You just don’t understand how I have managed to change the scenario for myself. My decisions are not easy for you to accept, because they are unconventional. The support of my husband irks you the most. You don’t understand how a boy, raised by you, can treat me as his equal and not just like a wife or why your son doesn’t expect his wife to cook food for him or do his chores. He has been with me through thick and thin of school, grad school and post-grad training. Though we have completely different professions, he encourages me at every step of my ambitious career. There are layers and layers of issues you have with me which I am sure of, but you will never talk about those because you know that you will be shushed by your son, husband and daughter. In turn, you find petty issues to attack me and waste your energy, all in vain.

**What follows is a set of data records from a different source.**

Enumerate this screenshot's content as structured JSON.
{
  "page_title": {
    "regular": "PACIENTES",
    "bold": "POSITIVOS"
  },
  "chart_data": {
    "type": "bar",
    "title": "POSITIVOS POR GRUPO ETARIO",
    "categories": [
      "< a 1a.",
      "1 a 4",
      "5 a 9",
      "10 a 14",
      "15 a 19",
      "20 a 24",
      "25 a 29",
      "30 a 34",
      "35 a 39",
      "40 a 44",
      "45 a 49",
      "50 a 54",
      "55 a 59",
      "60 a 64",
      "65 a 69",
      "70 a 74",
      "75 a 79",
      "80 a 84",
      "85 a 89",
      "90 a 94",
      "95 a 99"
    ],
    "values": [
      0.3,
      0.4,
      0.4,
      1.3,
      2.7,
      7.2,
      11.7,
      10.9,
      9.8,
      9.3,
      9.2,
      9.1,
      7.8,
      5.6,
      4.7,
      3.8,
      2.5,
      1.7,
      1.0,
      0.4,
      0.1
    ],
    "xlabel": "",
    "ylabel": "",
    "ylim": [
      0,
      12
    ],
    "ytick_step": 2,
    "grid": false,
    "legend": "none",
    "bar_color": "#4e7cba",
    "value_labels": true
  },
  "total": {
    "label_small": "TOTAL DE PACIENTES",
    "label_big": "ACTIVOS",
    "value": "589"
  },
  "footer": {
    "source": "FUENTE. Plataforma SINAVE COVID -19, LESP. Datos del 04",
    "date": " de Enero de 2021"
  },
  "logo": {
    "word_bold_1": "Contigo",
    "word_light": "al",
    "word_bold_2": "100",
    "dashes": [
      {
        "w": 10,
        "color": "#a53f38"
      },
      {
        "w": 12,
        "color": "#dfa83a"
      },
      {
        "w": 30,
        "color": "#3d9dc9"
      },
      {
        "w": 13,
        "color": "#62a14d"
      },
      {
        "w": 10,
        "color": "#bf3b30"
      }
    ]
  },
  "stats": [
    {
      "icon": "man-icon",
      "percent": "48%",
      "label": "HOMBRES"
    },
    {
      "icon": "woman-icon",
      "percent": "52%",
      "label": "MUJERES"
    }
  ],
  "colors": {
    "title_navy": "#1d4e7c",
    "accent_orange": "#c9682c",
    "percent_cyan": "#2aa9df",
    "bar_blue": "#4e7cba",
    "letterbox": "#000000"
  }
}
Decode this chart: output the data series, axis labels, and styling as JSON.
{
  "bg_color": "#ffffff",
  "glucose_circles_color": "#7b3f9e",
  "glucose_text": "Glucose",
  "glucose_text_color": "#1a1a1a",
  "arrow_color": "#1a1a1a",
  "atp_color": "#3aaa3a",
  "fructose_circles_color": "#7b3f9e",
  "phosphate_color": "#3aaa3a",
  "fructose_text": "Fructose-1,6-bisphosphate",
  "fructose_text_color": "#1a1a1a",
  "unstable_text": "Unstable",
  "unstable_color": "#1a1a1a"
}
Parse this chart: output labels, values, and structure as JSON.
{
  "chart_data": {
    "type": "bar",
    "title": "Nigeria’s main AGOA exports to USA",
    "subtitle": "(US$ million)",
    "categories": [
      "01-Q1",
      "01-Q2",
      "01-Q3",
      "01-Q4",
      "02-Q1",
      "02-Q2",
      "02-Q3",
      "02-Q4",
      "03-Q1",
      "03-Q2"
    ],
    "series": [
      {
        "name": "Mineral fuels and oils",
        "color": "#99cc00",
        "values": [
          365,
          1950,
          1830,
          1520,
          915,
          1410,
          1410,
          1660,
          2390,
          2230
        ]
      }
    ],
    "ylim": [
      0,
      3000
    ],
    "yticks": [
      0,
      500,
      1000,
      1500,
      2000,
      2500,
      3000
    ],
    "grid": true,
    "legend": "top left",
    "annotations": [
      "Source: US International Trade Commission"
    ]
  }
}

You have no idea how disgusted I feel by the thought of sharing the roof with you, but the sight of my husband makes me calm. The love of my other in-laws gives me a reason to continue staying with you. I wonder for how long will your meek ego cry for help. I just have one word for you—sadness. That’s what you bring to the house every time you try to seek attention by creating a scene with us. It’s high time that you acknowledge the true existence of any daughter-in-law as an individual. The only things that a mother-in-law like you are losing are the respect of the daughter-in-law and the love and support of your son.